Don’t Follow Virginia’s Antiquated Example

The growing national battle over union labor has popped up regarding plans to continue with the Dulles rail project, including building an underground station at the international airport in the Virginia suburbs of Washington.

Conservatives, including editorial writers at the Washington Examiner, are aghast that a resolution passed by the Metropolitan Washington Airports Authority issued a “project labor agreement” that contractors and subcontractors involved in the $3.5 billion Phase 2 of the Dulles rail project will have to meet union rules and working conditions, although the specifics aren’t clear. Opponents criticize former Democratic Gov. Timothy Kaine for giving up state authority for the project to the MWAA a few years ago.

Claiming that the labor agreement is a “slap in the face of all working Virginians” in the right-to-work state, as the Examiner put it, critics also claim that requiring unionized workers will add up to 20 percent more to the project’s costs. Since only about 4 percent of construction workers in the Old Dominion are unionized, many union workers from out of Virginia will be flocking to the project, they say.
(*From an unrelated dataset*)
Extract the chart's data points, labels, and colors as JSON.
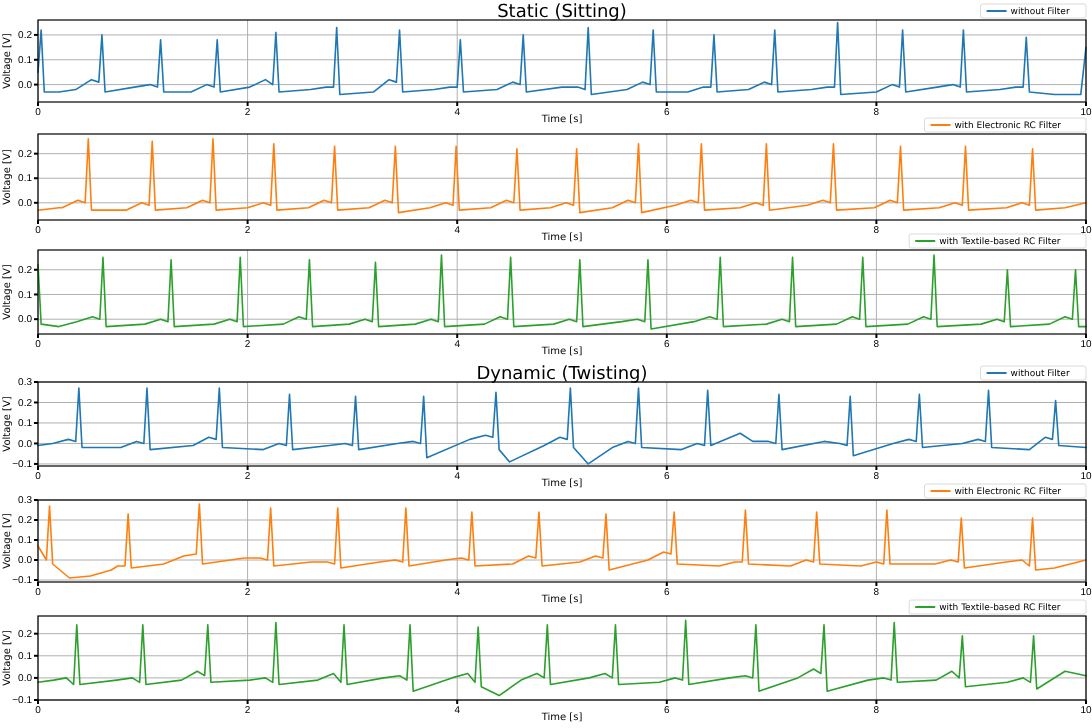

The outcry is the latest in a wave of union-bashing that has swept the United States after the Republicans’ big win in the midterm elections. Public unions were singled out by conservative Republicans in Wisconsin’s brutal recent budget battle and in other states. The trickle-down is smearing all union workers.

A broader view is needed here. One reason Virginia is a right-to-work state is that years ago its business elite wanted to keep pay for manufacturing workers low so they’d have a better chance of stealing jobs from companies in states where unions are strong and wages and benefits are better. The history is an unsavory Southern one in which those in power beat down weaker folk for economic and political gain.

The fact is that unions bring on better wages and have forced companies and state legislatures to provide better benefits and safer working conditions. The choice for the MWAA is clear. Who do you want to follow? The antiquated ways and so-called “culture” of the failed Southern past or something a bit more modern? It’s time to move on from “Beggar Thy Neighbor.”